Catching MPC Cheaters

Our paper (with Rob Cunningham and Sophia Yakoubov) on augmenting security of MPC will be published at ICITS 2017.  Abstract below:

Abstract: Secure multi-party computation (MPC) protocols do not completely prevent malicious parties from cheating and disrupting the computation. A coalition of malicious parties can repeatedly cause the computation to abort or provide an input that does not correspond to reality. We augment MPC with three new properties to discourage cheating. First is a strengthening of identifiable abort, called completely identifiable abort, where all parties who do not follow the protocol will be identified as cheaters by each honest party, even if there are more cheaters than honest parties. The second is completely identifiable auditability, which means that a third party can, given the computation output and its additive share decomposition, determine whether the computation was performed correctly (and who cheated if it was not) by looking at a transcript of the computation.  The third is openability, which means that a distinguished coalition of parties can recover the MPC inputs in the extreme setting when the parties are discovered to have lied about their inputs (e.g. by a real-world event contradicting the output of the MPC).

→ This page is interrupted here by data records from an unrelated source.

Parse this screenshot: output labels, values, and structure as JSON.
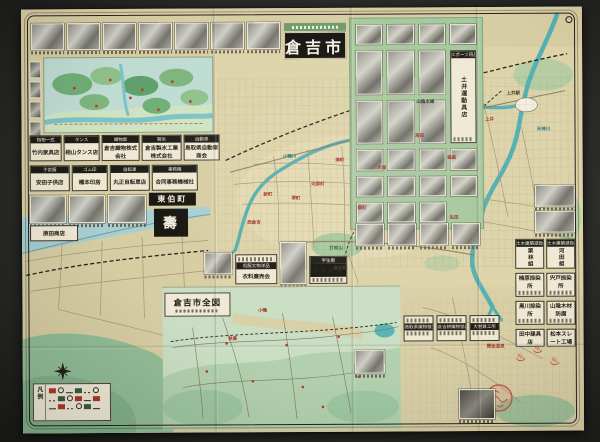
{
  "title": {
    "text": "倉吉市"
  },
  "map": {
    "town_banner": "東伯町",
    "inset_title": "倉吉市全図",
    "legend_title": "凡例",
    "labels": [
      {
        "t": "上井駅",
        "x": 492,
        "y": 86,
        "c": "k"
      },
      {
        "t": "上井",
        "x": 468,
        "y": 112,
        "c": "r"
      },
      {
        "t": "福庭",
        "x": 430,
        "y": 150,
        "c": "r"
      },
      {
        "t": "海田",
        "x": 398,
        "y": 128,
        "c": "r"
      },
      {
        "t": "大塚",
        "x": 360,
        "y": 160,
        "c": "r"
      },
      {
        "t": "湊町",
        "x": 318,
        "y": 152,
        "c": "r"
      },
      {
        "t": "河原町",
        "x": 296,
        "y": 176,
        "c": "r"
      },
      {
        "t": "堺町",
        "x": 274,
        "y": 190,
        "c": "r"
      },
      {
        "t": "新町",
        "x": 246,
        "y": 186,
        "c": "r"
      },
      {
        "t": "西倉吉",
        "x": 232,
        "y": 214,
        "c": "r"
      },
      {
        "t": "葵町",
        "x": 340,
        "y": 200,
        "c": "r"
      },
      {
        "t": "倉吉駅",
        "x": 318,
        "y": 260,
        "c": "k"
      },
      {
        "t": "打吹山",
        "x": 314,
        "y": 240,
        "c": "g"
      },
      {
        "t": "小鴨川",
        "x": 268,
        "y": 148,
        "c": "b"
      },
      {
        "t": "天神川",
        "x": 522,
        "y": 122,
        "c": "b"
      },
      {
        "t": "山陰本線",
        "x": 404,
        "y": 94,
        "c": "k"
      },
      {
        "t": "生田",
        "x": 432,
        "y": 210,
        "c": "r"
      },
      {
        "t": "小鴨",
        "x": 240,
        "y": 302,
        "c": "r"
      },
      {
        "t": "秋喜",
        "x": 210,
        "y": 330,
        "c": "r"
      },
      {
        "t": "関金温泉",
        "x": 473,
        "y": 339,
        "c": "r"
      }
    ]
  },
  "icons": {
    "hot_spring_symbol": "♨"
  },
  "ads": {
    "left_row1": [
      {
        "header": "指物一式",
        "name": "竹内家具店"
      },
      {
        "header": "タンス",
        "name": "相山タンス店"
      },
      {
        "header": "織物卸",
        "name": "倉吉織物株式会社"
      },
      {
        "header": "製氷",
        "name": "倉吉製氷工業株式会社"
      },
      {
        "header": "自動車",
        "name": "鳥取県自動車商会"
      }
    ],
    "left_row2": [
      {
        "header": "子供服",
        "name": "安田子供店"
      },
      {
        "header": "ゴム印",
        "name": "橋本印房"
      },
      {
        "header": "自転車",
        "name": "丸正自転車店"
      },
      {
        "header": "事務機",
        "name": "合同事務機械社"
      }
    ],
    "harada": {
      "name": "原田商店"
    },
    "kotobuki": {
      "name": "壽"
    },
    "doi": {
      "header": "スポーツ用品",
      "name": "土井運動具店"
    },
    "right_column": [
      {
        "header": "土木建築請負",
        "name": "栗林組"
      },
      {
        "header": "土木建築請負",
        "name": "河田組"
      },
      {
        "name": "楠原捺染所"
      },
      {
        "name": "宍戸捺染所"
      },
      {
        "name": "黒川捺染所"
      },
      {
        "name": "山陰木材防腐"
      },
      {
        "name": "田中建具店"
      },
      {
        "name": "松本スレート工場"
      }
    ],
    "bottom_center": [
      {
        "header": "呉服太物洋品",
        "name": "衣料廉売会"
      },
      {
        "header": "学生服",
        "name": "小学生服"
      }
    ],
    "bottom_right": [
      {
        "name": "鳥取県織物検査所"
      },
      {
        "name": "倉吉絣織物協同組合"
      },
      {
        "name": "大村鉄工所"
      }
    ]
  }
}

We construct the first (efficient) MPC protocol achieving these properties.  Our scheme is built on the SPDZ protocol (Damgard et al., Crypto 2012), which leverages an offline (computation-independent) pre-processing phase to speed up the online computation. Our protocol is optimistic: it has the same communication and computation complexity in the online phase as SPDZ when no parties cheat. If cheating does occur, each honest party performs only local computation to identify cheaters.

Our main technical tool is a new locally identifiable secret sharing scheme (as defined by Ishai, Ostrovsky, and Zikas (TCC 2012)) which we call commitment enhanced secret sharing, or CESS. Each CESS share contains an additive share (as in SPDZ), and additionally includes linearly homomorphic commitments to every additive share. Each CESS share also contains the decommitment value for the commitment to the corresponding additive share. These commitments enable local identification during reconstruction; by the binding property of the commitment scheme, no party should be able to convince any other party of the validity of an altered additive share.  CESS enables MPC with completely identifiable abort; all parties whose claimed output shares do not match their output share commitments are identified as cheaters.

The work of Baum, Damgard, and Orlandi (SCN 2014) introduces the concept of auditability, which allows a third party to verify that the computation was executed correctly, but not to identify the cheaters if it was not.  We enable the third party to identify the cheaters by augmenting the scheme of Baum, Damg{\aa}rd, and Orlandi with CESS. We add openability through the use of verifiable encryption and specialized zero-knowledge proofs.